Constrained Decoding and Grammar-Based Generation
Some model serving frameworks support constrained decoding, where the model’s output is forced to conform to a grammar or schema at the token level. Instead of generating freely and validating afterward, the model can only produce tokens that lead to valid output.
┌──────────────────────────────────────────────────────────────┐
│ Constrained Decoding │
│ │
│ Model logits ──► Grammar filter ──► Valid tokens only │
│ │
│ At each step, only tokens that maintain valid JSON/grammar │
│ are allowed. The model CANNOT produce invalid output. │
└──────────────────────────────────────────────────────────────┘
┌──────────────────────────────────────────────────────────────┐
│ Post-Hoc Validation │
│ │
│ Model generates freely ──► Parse ──► Validate ──► Retry? │
│ │
│ The model CAN produce invalid output. You catch it after │
│ generation and either fix it or retry. │
└──────────────────────────────────────────────────────────────┘
Constrained Generation vs. Post-Hoc Validation
| Factor | Constrained Generation | Post-Hoc Validation |
|---|---|---|
| Guarantee | 100% — output is always structurally valid | Probabilistic — depends on retry success |
| Latency | Slightly higher per token (grammar check at each step) | Lower per attempt, but retries add latency |
| Availability | Requires framework support (vLLM, llama.cpp, Outlines) | Works with any model API |
| Flexibility | Limited to supported grammar types | Can validate any arbitrary constraint |
| Content quality | May reduce output quality by over-constraining | Preserves full model capability |
| Error handling | No errors to handle — output is always valid | Must handle parse failures, retries, fallbacks |
| Cost | Single generation attempt | Multiple attempts on failure |
| API support | Growing — OpenAI structured outputs, Anthropic tool use | Universal — works with any provider |
Why this matters for guardrails: Constrained generation eliminates an entire class of guardrail failures — you never have to deal with malformed output. But it is not always available, and it only guarantees structure, not content. A JSON object that perfectly matches the schema can still contain hallucinated data, toxic text, or PII. Structured output enforcement is a necessary layer, but it is not a sufficient one.

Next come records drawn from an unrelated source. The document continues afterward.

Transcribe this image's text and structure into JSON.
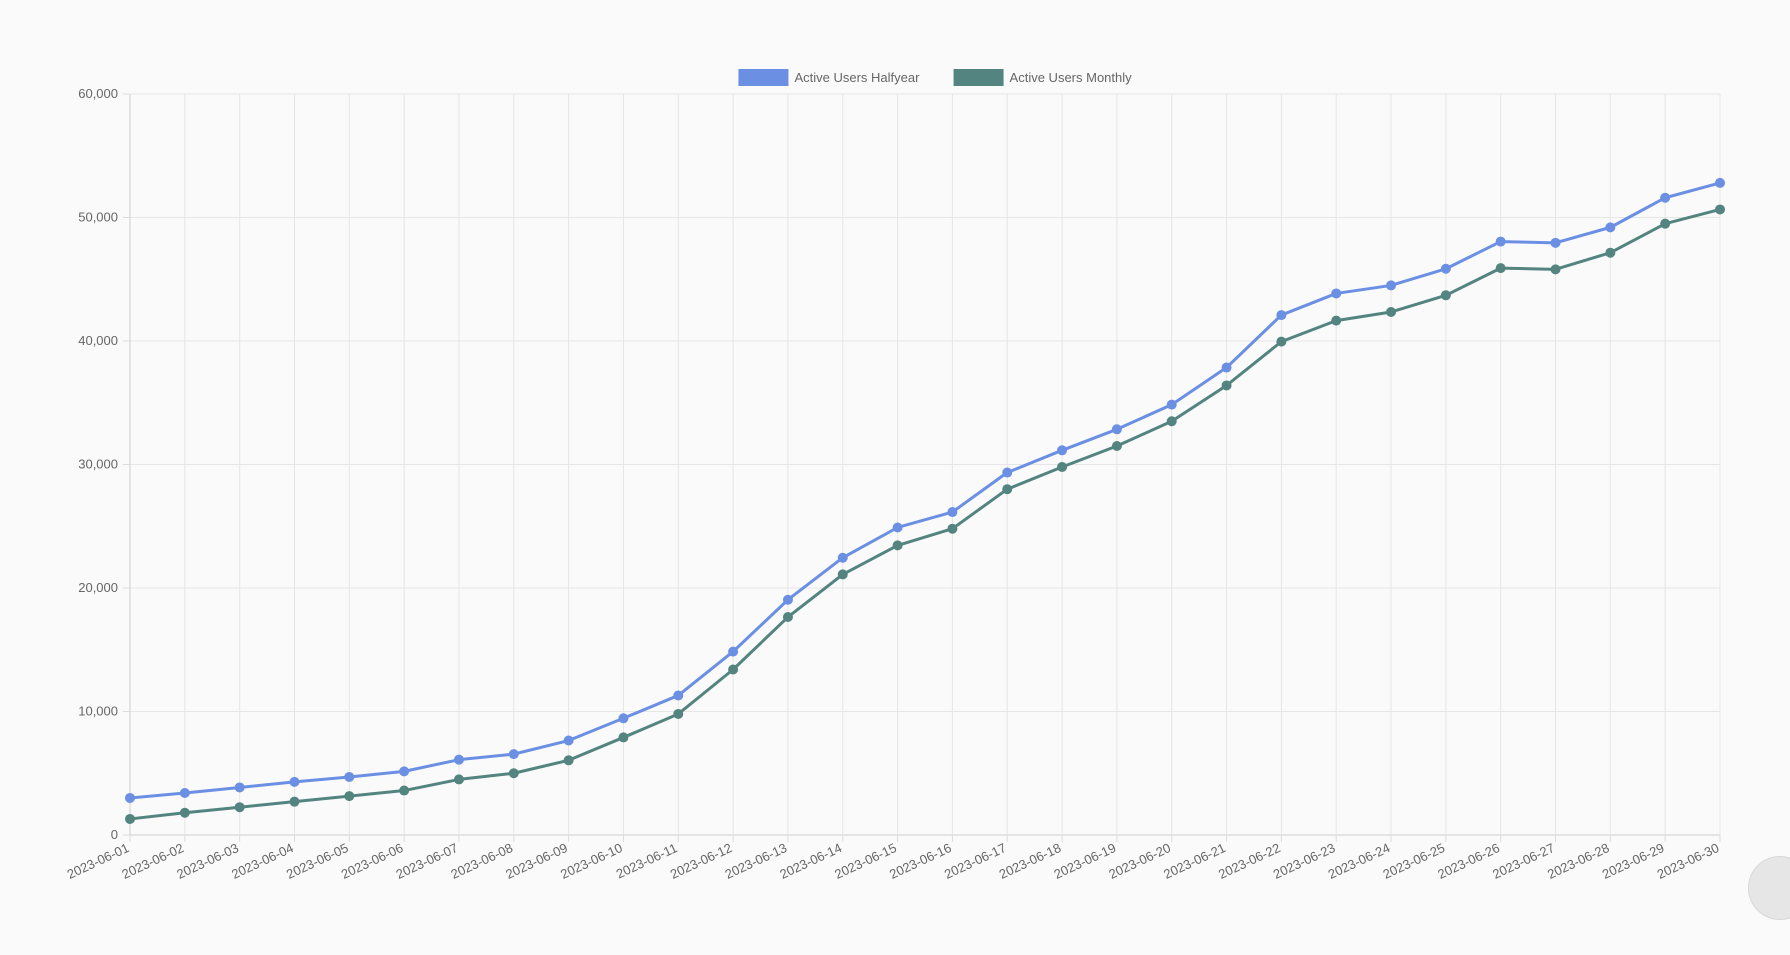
{
  "chart_data": {
    "type": "line",
    "title": "",
    "xlabel": "",
    "ylabel": "",
    "ylim": [
      0,
      60000
    ],
    "y_ticks": [
      "0",
      "10,000",
      "20,000",
      "30,000",
      "40,000",
      "50,000",
      "60,000"
    ],
    "grid": true,
    "legend_position": "top-center",
    "x": [
      "2023-06-01",
      "2023-06-02",
      "2023-06-03",
      "2023-06-04",
      "2023-06-05",
      "2023-06-06",
      "2023-06-07",
      "2023-06-08",
      "2023-06-09",
      "2023-06-10",
      "2023-06-11",
      "2023-06-12",
      "2023-06-13",
      "2023-06-14",
      "2023-06-15",
      "2023-06-16",
      "2023-06-17",
      "2023-06-18",
      "2023-06-19",
      "2023-06-20",
      "2023-06-21",
      "2023-06-22",
      "2023-06-23",
      "2023-06-24",
      "2023-06-25",
      "2023-06-26",
      "2023-06-27",
      "2023-06-28",
      "2023-06-29",
      "2023-06-30"
    ],
    "series": [
      {
        "name": "Active Users Halfyear",
        "color": "#6b8fe3",
        "values": [
          3000,
          3400,
          3850,
          4300,
          4700,
          5150,
          6100,
          6550,
          7650,
          9450,
          11300,
          14850,
          19050,
          22450,
          24900,
          26150,
          29350,
          31150,
          32850,
          34850,
          37850,
          42100,
          43850,
          44500,
          45850,
          48050,
          47950,
          49200,
          51600,
          52800
        ]
      },
      {
        "name": "Active Users Monthly",
        "color": "#538480",
        "values": [
          1300,
          1800,
          2250,
          2700,
          3150,
          3600,
          4500,
          5000,
          6050,
          7900,
          9800,
          13400,
          17650,
          21100,
          23450,
          24800,
          28000,
          29800,
          31500,
          33500,
          36400,
          39950,
          41650,
          42350,
          43700,
          45900,
          45800,
          47150,
          49500,
          50650
        ]
      }
    ]
  }
}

Template-Based Output Generation
For high-stakes applications where output format must be absolutely predictable, template-based generation removes the model from the formatting step entirely. The model fills in specific fields, and the application assembles the final output from a template.
RESPONSE_TEMPLATE = """Based on your question about {topic}:
{answer}
Sources consulted:
{sources}
Confidence: {confidence_label}
{escalation_note}"""
def build_response_from_template(model_output: dict) -> str:
"""Build a user-facing response from validated model output and a template."""
sources_text = "\n".join(
f" - {source}" for source in model_output["sources"]

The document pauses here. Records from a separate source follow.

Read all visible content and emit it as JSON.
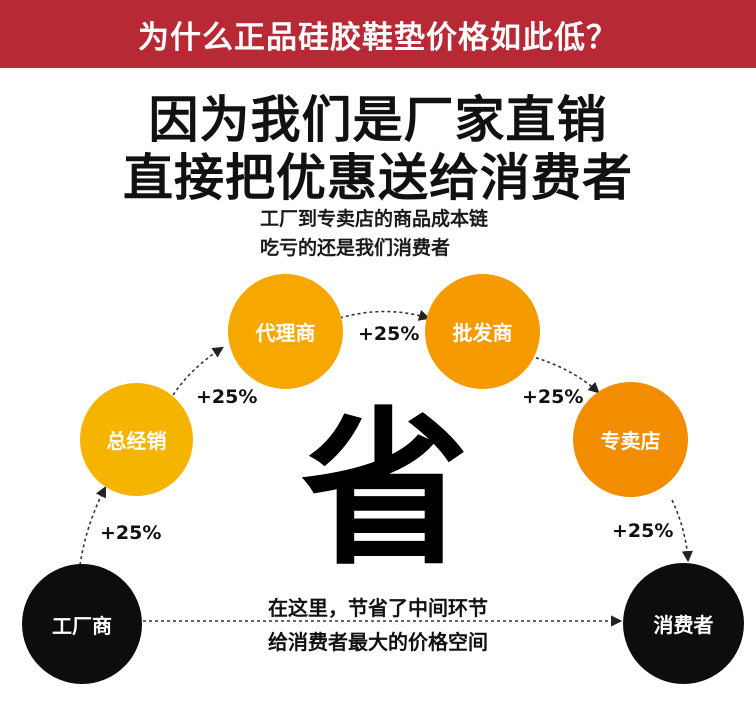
{
  "banner": {
    "title": "为什么正品硅胶鞋垫价格如此低？",
    "bg": "#b72a35"
  },
  "headline": {
    "line1": "因为我们是厂家直销",
    "line2": "直接把优惠送给消费者"
  },
  "subtitle": {
    "line1": "工厂到专卖店的商品成本链",
    "line2": "吃亏的还是我们消费者"
  },
  "chain": {
    "nodes": [
      {
        "label": "工厂商",
        "color": "#0d0d0d"
      },
      {
        "label": "总经销",
        "color": "#f5b400"
      },
      {
        "label": "代理商",
        "color": "#f7a800"
      },
      {
        "label": "批发商",
        "color": "#f59a00"
      },
      {
        "label": "专卖店",
        "color": "#f28c00"
      },
      {
        "label": "消费者",
        "color": "#0d0d0d"
      }
    ],
    "markups": [
      "+25%",
      "+25%",
      "+25%",
      "+25%",
      "+25%"
    ]
  },
  "center_char": "省",
  "bottom_note": {
    "line1": "在这里，节省了中间环节",
    "line2": "给消费者最大的价格空间"
  }
}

) or " - No specific sources cited"
if model_output["confidence"] >= 0.8:
confidence_label = "High"
elif model_output["confidence"] >= 0.5:
confidence_label = "Medium"
else:
confidence_label = "Low — please verify this information"
escalation_note = (
"\n⚠️ This question has been flagged for human review."

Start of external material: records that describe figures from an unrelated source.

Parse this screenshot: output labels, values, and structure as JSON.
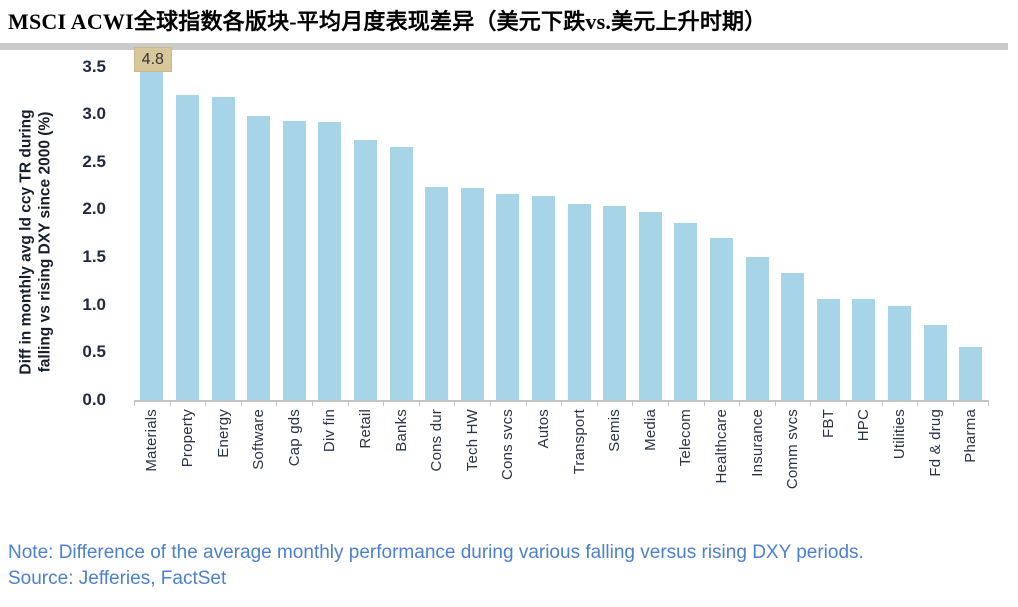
{
  "page": {
    "title": "MSCI ACWI全球指数各版块-平均月度表现差异（美元下跌vs.美元上升时期）"
  },
  "footer": {
    "note": "Note: Difference of the average monthly performance during various falling versus rising DXY periods.",
    "source": "Source: Jefferies, FactSet"
  },
  "colors": {
    "bar": "#a8d4e8",
    "bar_label_bg": "#d9c79c",
    "axis": "#c4c4c4",
    "tick_text": "#1f2a40",
    "category_text": "#2b3548",
    "footer_text": "#4d80d1",
    "band": "#cacaca"
  },
  "chart_data": {
    "type": "bar",
    "categories": [
      "Materials",
      "Property",
      "Energy",
      "Software",
      "Cap gds",
      "Div fin",
      "Retail",
      "Banks",
      "Cons dur",
      "Tech HW",
      "Cons svcs",
      "Autos",
      "Transport",
      "Semis",
      "Media",
      "Telecom",
      "Healthcare",
      "Insurance",
      "Comm svcs",
      "FBT",
      "HPC",
      "Utilities",
      "Fd & drug",
      "Pharma"
    ],
    "values": [
      4.8,
      3.2,
      3.18,
      2.98,
      2.93,
      2.92,
      2.73,
      2.65,
      2.24,
      2.22,
      2.16,
      2.14,
      2.06,
      2.04,
      1.97,
      1.86,
      1.7,
      1.5,
      1.33,
      1.06,
      1.06,
      0.99,
      0.79,
      0.56
    ],
    "data_labels": [
      {
        "category_index": 0,
        "text": "4.8"
      }
    ],
    "ylabel_lines": [
      "Diff in monthly avg ld ccy TR during",
      "falling vs rising DXY since 2000 (%)"
    ],
    "ytick_labels": [
      "3.5",
      "3.0",
      "2.5",
      "2.0",
      "1.5",
      "1.0",
      "0.5",
      "0.0"
    ],
    "ylim": [
      0,
      3.5
    ],
    "bars_clipped_at_ymax": [
      "Materials"
    ],
    "grid": false,
    "legend": null
  }
}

if model_output["needs_escalation"]
else ""
)
return RESPONSE_TEMPLATE.format(
topic=model_output.get("topic", "your inquiry"),
answer=model_output["answer"],
sources=sources_text,
confidence_label=confidence_label,
escalation_note=escalation_note,
)
This pattern ensures the final user-facing text always follows the expected format, regardless of what the model produces. The model provides the content (answer, sources, confidence), and the application controls the presentation.
Why this matters for guardrails: Template-based generation is the strongest structural guardrail you can apply. The model never controls the final format, only the data that fills it. This prevents format injection — where an attacker manipulates the model into producing output that looks like system messages, UI elements, or instructions to the user.